Cette sortie des dirigeants de la Caisse en pleine campagne électorale était une commande politique qui n’avait pour but que de sauver la campagne de Jean Charest et d’assurer la réélection des libéraux. Sait-on ce que nous a coûté cette opération de transformation de la Caisse, en Caisse « électorale » de dépôt ?
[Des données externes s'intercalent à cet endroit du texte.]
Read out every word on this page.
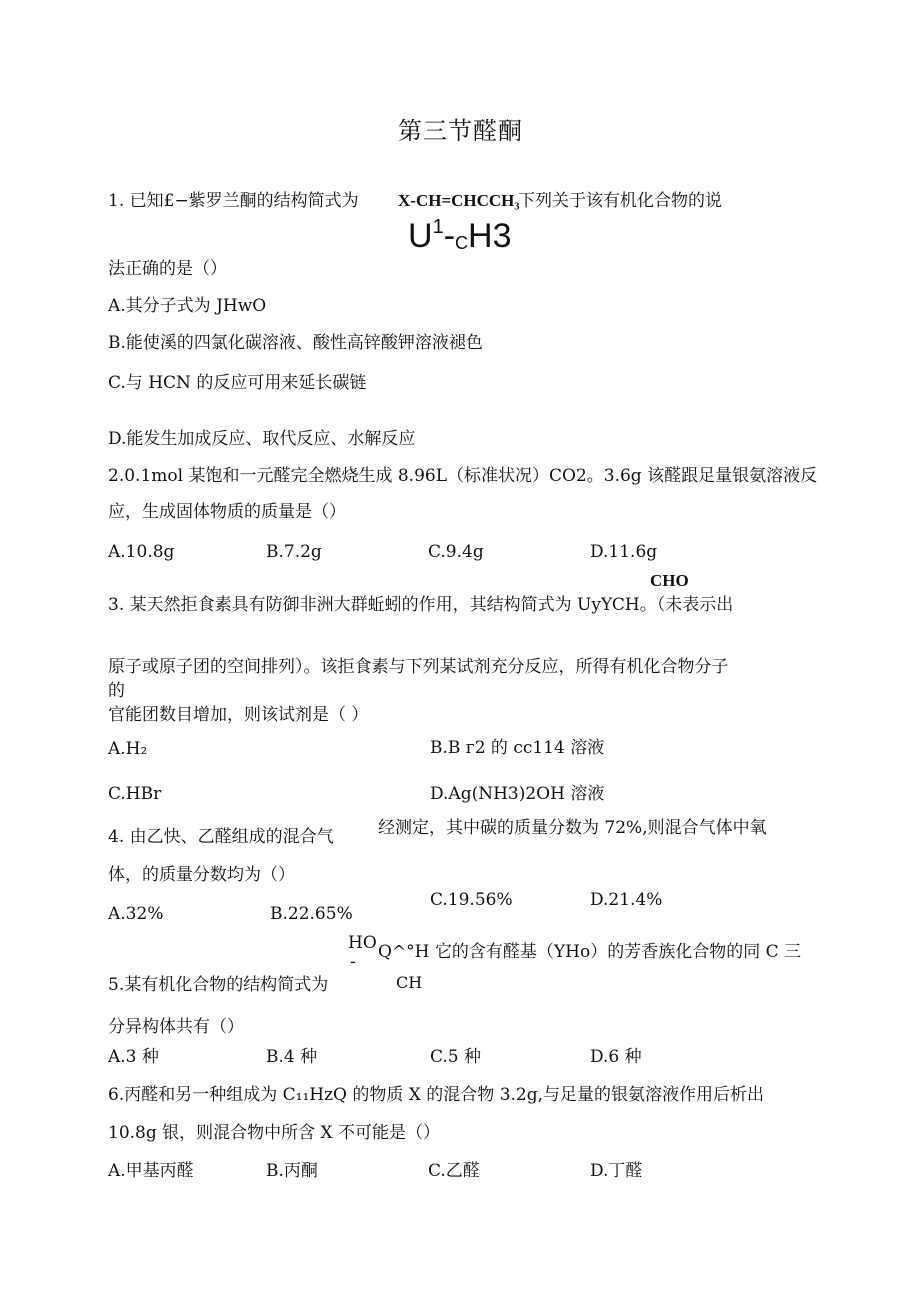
第三节醛酮
1. 已知£−紫罗兰酮的结构简式为 X-CH=CHCCH₃
下列关于该有机化合物的说
$U^1-_CH3$
法正确的是（）
A.其分子式为 JHwO
B.能使溪的四氯化碳溶液、酸性高锌酸钾溶液褪色
C.与 HCN 的反应可用来延长碳链
D.能发生加成反应、取代反应、水解反应
2.0.1mol 某饱和一元醛完全燃烧生成 8.96L（标准状况）CO2。3.6g 该醛跟足量银氨溶液反
应，生成固体物质的质量是（）
A.10.8g	B.7.2g	C.9.4g	D.11.6g
CHO
3. 某天然拒食素具有防御非洲大群蚯蚓的作用，其结构简式为 UyYCH。（未表示出
原子或原子团的空间排列）。该拒食素与下列某试剂充分反应，所得有机化合物分子
的
官能团数目增加，则该试剂是（ ）
A.H₂	B.B г2 的 cc114 溶液
C.HBr	D.Ag(NH3)2OH 溶液
4. 由乙快、乙醛组成的混合气	经测定，其中碳的质量分数为 72%,则混合气体中氧
体，的质量分数均为（）
A.32%	B.22.65%
C.19.56%	D.21.4%
HO
- Q^°H 它的含有醛基（YHo）的芳香族化合物的同 C 三
5.某有机化合物的结构简式为	CH
分异构体共有（）
A.3 种	B.4 种	C.5 种	D.6 种
6.丙醛和另一种组成为 C₁₁HzQ 的物质 X 的混合物 3.2g,与足量的银氨溶液作用后析出
10.8g 银，则混合物中所含 X 不可能是（）
A.甲基丙醛	B.丙酮	C.乙醛	D.丁醛
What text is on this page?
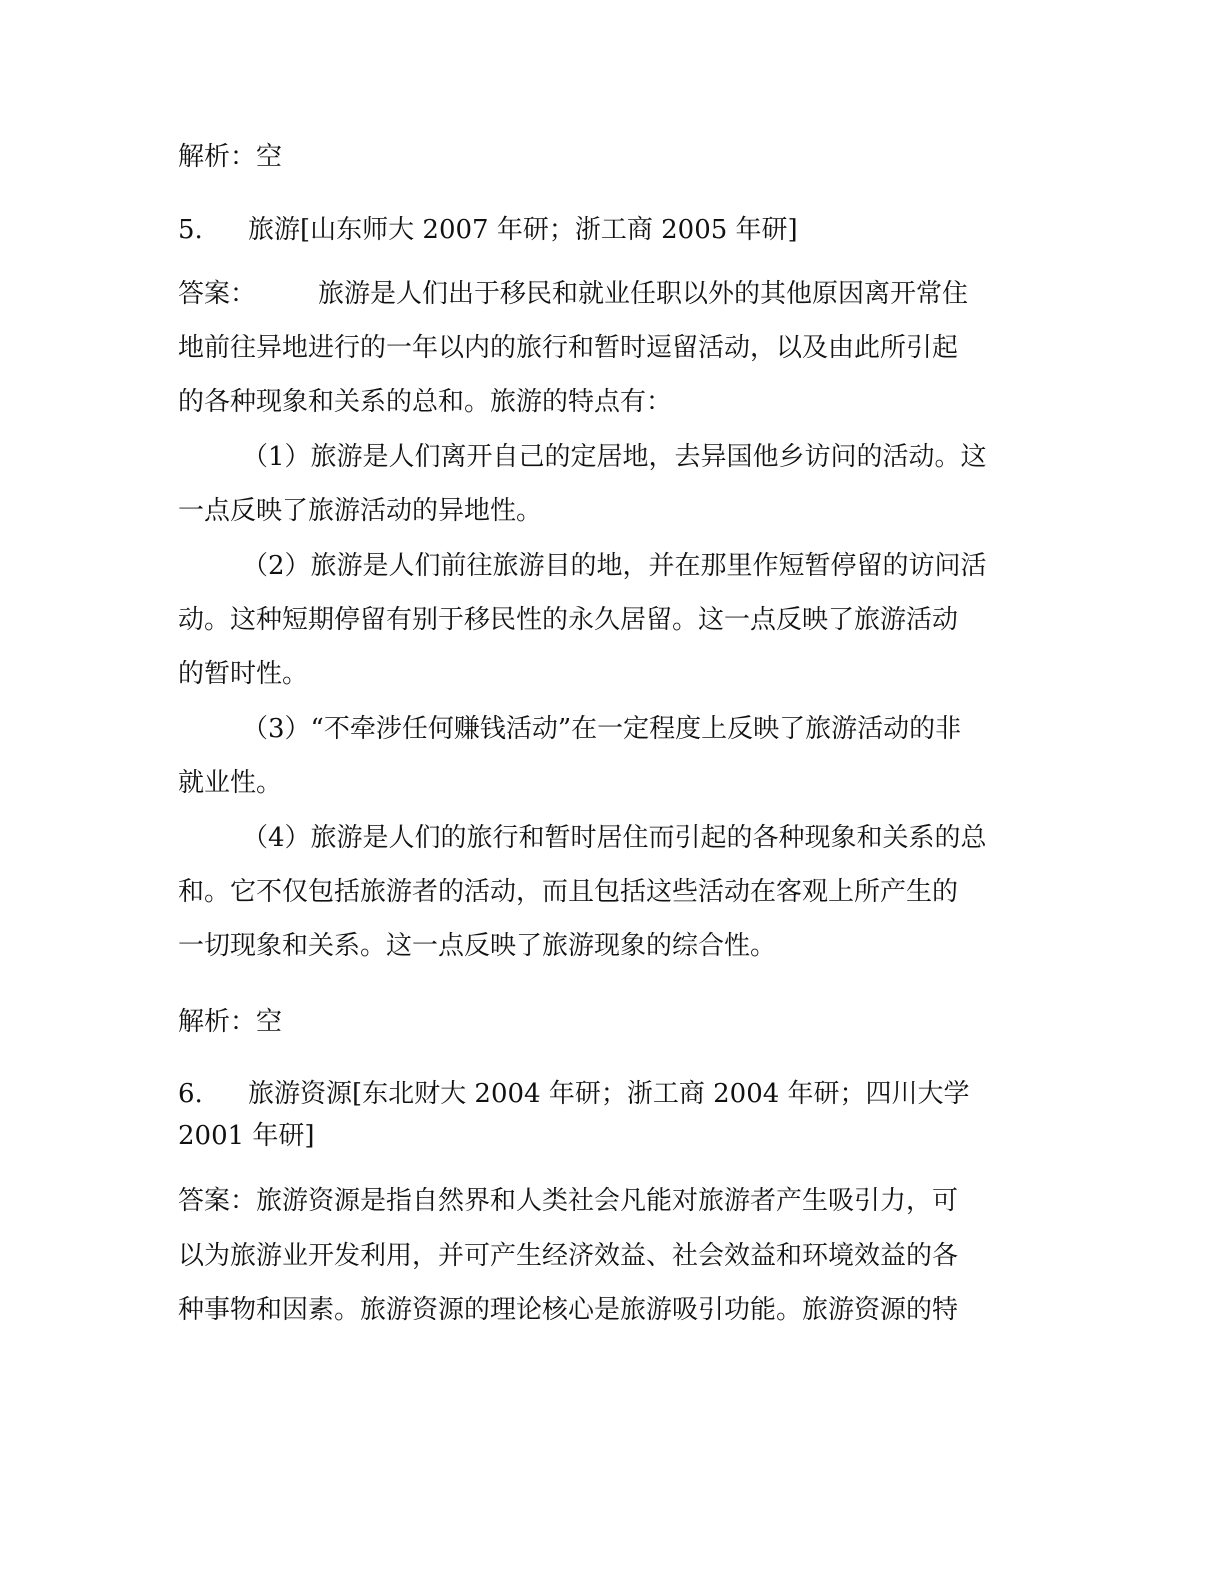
解析：空
5. 旅游[山东师大 2007 年研；浙工商 2005 年研]
答案： 旅游是人们出于移民和就业任职以外的其他原因离开常住
地前往异地进行的一年以内的旅行和暂时逗留活动，以及由此所引起
的各种现象和关系的总和。旅游的特点有：
（1）旅游是人们离开自己的定居地，去异国他乡访问的活动。这
一点反映了旅游活动的异地性。
（2）旅游是人们前往旅游目的地，并在那里作短暂停留的访问活
动。这种短期停留有别于移民性的永久居留。这一点反映了旅游活动
的暂时性。
（3）“不牵涉任何赚钱活动”在一定程度上反映了旅游活动的非
就业性。
（4）旅游是人们的旅行和暂时居住而引起的各种现象和关系的总
和。它不仅包括旅游者的活动，而且包括这些活动在客观上所产生的
一切现象和关系。这一点反映了旅游现象的综合性。
解析：空
6. 旅游资源[东北财大 2004 年研；浙工商 2004 年研；四川大学
2001 年研]
答案：旅游资源是指自然界和人类社会凡能对旅游者产生吸引力，可
以为旅游业开发利用，并可产生经济效益、社会效益和环境效益的各
种事物和因素。旅游资源的理论核心是旅游吸引功能。旅游资源的特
« À l’automne 2008, la Caisse avait réduit du tiers (de 36,3% à 22,4%) sa pondération en actions. À l’époque, le président par intérim Fernand Perreault avait justifié la braderie en pleine débandade boursière afin « de protéger le capital des déposants ».

Ce chamboulement rapide du portefeuille avait coûté 2 milliards en 2008. (2 milliards pour faire élire Charest !)

En 2009, la sous-pondération en actions aura privé la Caisse d’un point de pourcentage en rendement, selon Bernard Morency, responsable à la Caisse des relations avec les déposants et des initiatives stratégiques. Sur un portefeuille de 120 milliards au 31 décembre 2008, la braderie aura encore coûté 1,2 milliard en manque à gagner, l’an dernier. »

Ces pertes « réalisées » auraient été évitées si le gouvernement avait répondu à l’invitation de l’opposition qui était prête à collaborer à ce que l’État vienne à la rescousse de la Caisse pour éviter la vente de feu : « …si c’est vrai que la caisse a des problèmes importants de liquidités, est-ce qu’il y a lieu d’aider la caisse au niveau des liquidités ? Il va falloir voir. Mais, d’abord, on veut savoir » : (M. Legault, 4 novembre 2008).

Mais Mme Jérôme-la Sacoche-Forget a préféré continuer à cacher la situation plutôt que de répondre à l’invitation de l’opposition pour ne pas que la gravité de la situation de la Caisse soit connue du public, ce qui eut été désastreux en pleine campagne électorale. Combien nous a vraiment coûté cette manœuvre bassement politique, au MINIMUM 3,2 milliards. Rappelons que le PLQ venait d’être élue avec le slogan : L’économie d’abord, Oui (apprécier l’ironie)

On sait maintenant que cette vente de feu a eu des incidences, non seulement sur les résultats de 2008 mais aussi sur ceux de 2009 :

« La sous-pondération des marchés boursiers au début de 2009 a fait rater à la Caisse une partie de la relance des Bourses. C’est d’ailleurs dans le premier semestre que la Caisse a souffert de la comparaison avec l’indice de référence de ce secteur. L’institution avait alors enregistré un rendement légèrement négatif (-0,3%), pendant que l’indice était à 4,7%. Dans le deuxième semestre, la Caisse a fait mieux, avec un rendement de 10,4%, contre 9% pour l’indice. »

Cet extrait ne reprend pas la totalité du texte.